Des chercheurs chinois ont annoncé une avancée significative dans la recherche sur l'énergie de fusion, démontrant un fonctionnement stable du plasma au-delà des limites de densité établies de longue date lors d'expériences menées sur le tokamak expérimental avancé à supraconductivité (EAST). Détaillés dans une nouvelle étude publiée dans Science Advances, ces travaux montrent que les plasmas de fusion peuvent accéder à un « régime sans densité », ce qui pourrait lever un obstacle majeur de l'allumage de la fusion nucléaire et ouvrir une nouvelle voie vers une production d'énergie propre et pratique.Un tokamak est une machine qui utilise un puissant champ magnétique généré par des aimants externes pour confiner le plasma sous la forme d'un tore à symétrie axiale. Le tokamak est le principal candidat parmi les modèles de fusion à confinement magnétique actuellement développés pour produire de l'énergie thermonucléaire contrôlée.
Dans ce qui pourrait constituer une nouvelle étape importante pour la recherche sur l'énergie de fusion, des chercheurs chinois ont annoncé avoir atteint un état jusqu'alors uniquement théorique pour les plasmas de fusion, permettant un fonctionnement stable dans des conditions dépassant largement les limites normales. Cette avancée a été réalisée lors d'expériences menées avec l'Experimental Advanced Superconducting Tokamak (EAST) chinois, qui aurait produit des plasmas de fusion dans un « régime sans densité », surmontant ainsi un obstacle de longue date à l'allumage de la fusion nucléaire.
Ces travaux s'inscrivent dans une série de progrès récents enregistrés par le programme chinois de fusion. En janvier 2025, le tokamak expérimental EAST, souvent présenté comme le « soleil artificiel » chinois, avait établi un record en maintenant en fonctionnement un plasma à plus de 100 millions de degrés Celsius pendant près de 18 minutes. Cette performance a marqué un bond en avant considérable par rapport au précédent record de 403 secondes (soit près de 7 minutes), illustrant ainsi la montée en puissance du programme chinois dans la course à la fusion nucléaire.
Les conclusions de l'équipe de chercheurs chinois ont été présentées dans une nouvelle étude intitulée « Accessing the density-free regime with ECRH-assisted ohmic start-up on EAST » et publiée le 1er janvier 2026 dans la revue Science Advances. Cette étude offre une nouvelle perspective sur la manière de surmonter l'un des obstacles les plus importants à l'énergie de fusion pratique.
Évolution dans le temps des paramètres clés dans les décharges à densité limite avec une puissance ECRH variable
La limite de densité du plasma
Dans un contexte où l'accès à une énergie propre et durable suscite de plus en plus d'inquiétudes, la fusion nucléaire est depuis longtemps considérée comme l'une des voies les plus prometteuses pour les sources d'énergie futures.

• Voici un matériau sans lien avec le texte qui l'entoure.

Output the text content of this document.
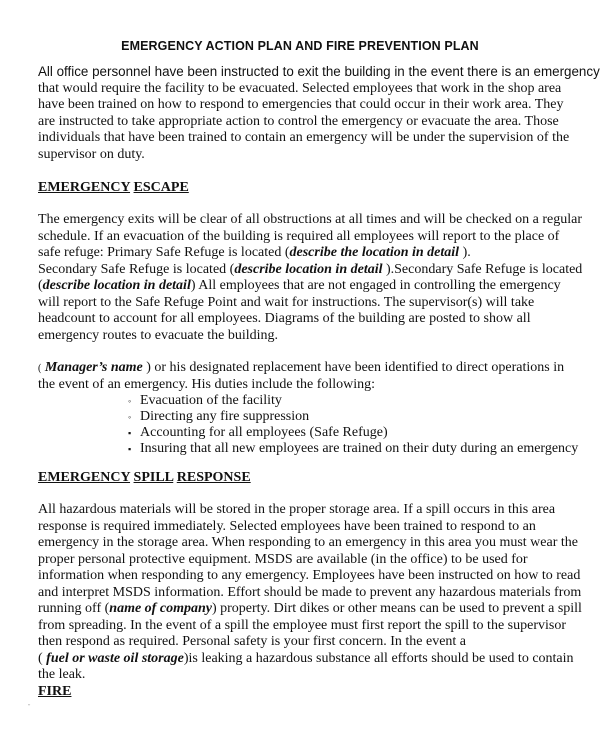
EMERGENCY ACTION PLAN AND FIRE PREVENTION PLAN
All office personnel have been instructed to exit the building in the event there is an emergency
that would require the facility to be evacuated. Selected employees that work in the shop area
have been trained on how to respond to emergencies that could occur in their work area. They
are instructed to take appropriate action to control the emergency or evacuate the area. Those
individuals that have been trained to contain an emergency will be under the supervision of the
supervisor on duty.
EMERGENCY ESCAPE
The emergency exits will be clear of all obstructions at all times and will be checked on a regular
schedule. If an evacuation of the building is required all employees will report to the place of
safe refuge: Primary Safe Refuge is located (describe the location in detail ).
Secondary Safe Refuge is located (describe location in detail ).Secondary Safe Refuge is located
(describe location in detail) All employees that are not engaged in controlling the emergency
will report to the Safe Refuge Point and wait for instructions. The supervisor(s) will take
headcount to account for all employees. Diagrams of the building are posted to show all
emergency routes to evacuate the building.
( Manager’s name ) or his designated replacement have been identified to direct operations in
the event of an emergency. His duties include the following:
◦ Evacuation of the facility
◦ Directing any fire suppression
▪ Accounting for all employees (Safe Refuge)
▪ Insuring that all new employees are trained on their duty during an emergency
EMERGENCY SPILL RESPONSE
All hazardous materials will be stored in the proper storage area. If a spill occurs in this area
response is required immediately. Selected employees have been trained to respond to an
emergency in the storage area. When responding to an emergency in this area you must wear the
proper personal protective equipment. MSDS are available (in the office) to be used for
information when responding to any emergency. Employees have been instructed on how to read
and interpret MSDS information. Effort should be made to prevent any hazardous materials from
running off (name of company) property. Dirt dikes or other means can be used to prevent a spill
from spreading. In the event of a spill the employee must first report the spill to the supervisor
then respond as required. Personal safety is your first concern. In the event a
( fuel or waste oil storage)is leaking a hazardous substance all efforts should be used to contain
the leak.
FIRE
"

Malgré son potentiel, l'exploitation de la fusion nucléaire est plus facile à dire qu'à faire, car elle implique des réactions de fusion entre le deutérium et le tritium qui nécessitent de chauffer le plasma à environ 150 millions de kelvins, une température qui ne représente qu'une fraction des conditions extrêmes qui règnent naturellement à la surface du Soleil.
Néanmoins, atteindre de telles températures dans les tokamaks conventionnels (dispositifs utilisés par les physiciens pour mener des expériences de fusion contrôlée avec des plasmas chauds) est difficile en raison de la limite supérieure actuellement connue de la densité du plasma pouvant être atteinte. En effet, des niveaux d'énergie supérieurs à cette limite entraînent généralement des instabilités qui non seulement affectent le confinement du plasma, mais provoquent également des perturbations pouvant endommager les tokamaks.
Une percée dans le domaine de l'allumage par fusion
Les travaux récemment publiés dans Science Advances sont importants, car les expériences menées dans le cadre du projet EAST démontrent désormais que la limite de densité du plasma, qui a longtemps restreint les capacités opérationnelles des tokamaks, pourrait enfin avoir été dépassée.
La recherche, codirigée par le professeur Zhu Ping de l'université des sciences et technologies de Huazhong et le professeur associé Yan Ning des instituts de sciences physiques de Hefei de l'Académie chinoise des sciences, détaille la réalisation de plasmas à haute densité au sein de l'EAST, qui pourraient prolonger les périodes de fonctionnement stable sans provoquer de perturbation du plasma.